Since the concentrations of these naturally occurring radioactive
elements vary between different soil types, natural gamma-ray logging
provides an important tool for lithological mapping and stratigraphical
Radiation detectors
Most geophysical logging is conducted through open boreholes or
plastics-cased holes using probes that contain detectors that are at
least 25 mm in diameter. These detectors can easily measure changes
in natural radiation with depth, and characterise different soil types and
lithologies in most soil types. The ability of a radiation detector to detect
subtle changes in soil types is proportional to the size of the detector
and the statistical variations in the radiation emitted by the soils.


Gamma cone
In CPT applications, a gamma-reading unit is mounted inside a specially designed housing which, in turn, is fixed behind a conventional CPT cone (Figure 18).
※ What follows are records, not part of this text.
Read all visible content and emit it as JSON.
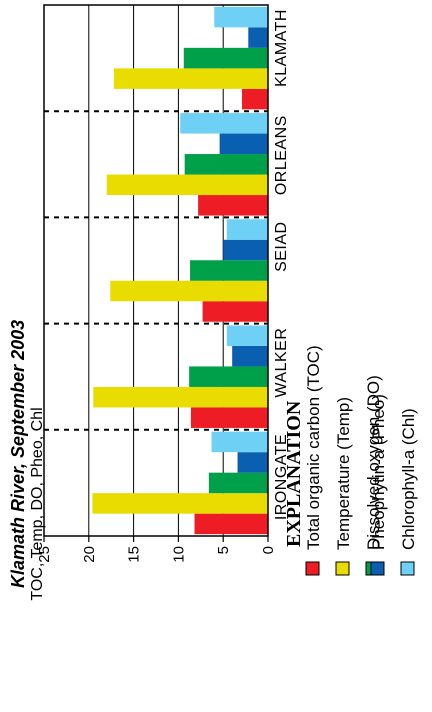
{
  "chart_data": {
    "type": "bar",
    "title": "Klamath River, September 2003",
    "ylabel": "TOC, Temp, DO, Pheo, Chl",
    "ylim": [
      0,
      25
    ],
    "yticks": [
      0,
      5,
      10,
      15,
      20,
      25
    ],
    "grid": true,
    "orientation": "horizontal bars, figure rotated",
    "categories": [
      "IRONGATE",
      "WALKER",
      "SEIAD",
      "ORLEANS",
      "KLAMATH"
    ],
    "series": [
      {
        "name": "Total organic carbon (TOC)",
        "color": "#ee1c25",
        "values": [
          8.2,
          8.6,
          7.3,
          7.8,
          2.9
        ]
      },
      {
        "name": "Temperature (Temp)",
        "color": "#e8dc00",
        "values": [
          19.6,
          19.5,
          17.6,
          18.0,
          17.2
        ]
      },
      {
        "name": "Dissolved oxygen (DO)",
        "color": "#00a04b",
        "values": [
          6.6,
          8.8,
          8.7,
          9.3,
          9.4
        ]
      },
      {
        "name": "Pheophytin-a (Pheo)",
        "color": "#0b5fb0",
        "values": [
          3.4,
          4.0,
          5.0,
          5.4,
          2.2
        ]
      },
      {
        "name": "Chlorophyll-a (Chl)",
        "color": "#6fd0f6",
        "values": [
          6.3,
          4.6,
          4.6,
          9.8,
          6.0
        ]
      }
    ],
    "legend": {
      "title": "EXPLANATION",
      "placement": "bottom",
      "labels_left": [
        "Total organic carbon (TOC)",
        "Temperature (Temp)",
        "Dissolved oxygen (DO)"
      ],
      "labels_right": [
        "Pheophytin-a (Pheo)",
        "Chlorophyll-a (Chl)"
      ]
    }
  }
}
This allows both the geotechnical data from the cone and the gamma readings to be taken simultaneously.
Test results
Tests conducted in steel-cased holes with small detectors have found that adequate resolution to characterise the soil type can be obtained. This may not be true in some geographic locations, but the results indicate that gamma logging for differentiating soil stratigraphy is possible with small detectors. This may be due to the fact the CPT method only slightly displaces the virgin material so that very little ‘excavation’ takes place, leaving the undisturbed material in close proximity to the detector.    


Clay or chalk?
Clays are generally derived from ancient geological environments and
have high levels of naturally occurring gamma radiation.
Figure 19 shows a CPT sounding result where it is not clear from the
friction ratio if the stratum below 7 m is a silty sand or chalk stratum.
Gamma radiation in sands and silt are still significant while the amount
of natural gamma radiation in chalk is negligible. The stratum below
9.5 m can therefore be marked as chalk.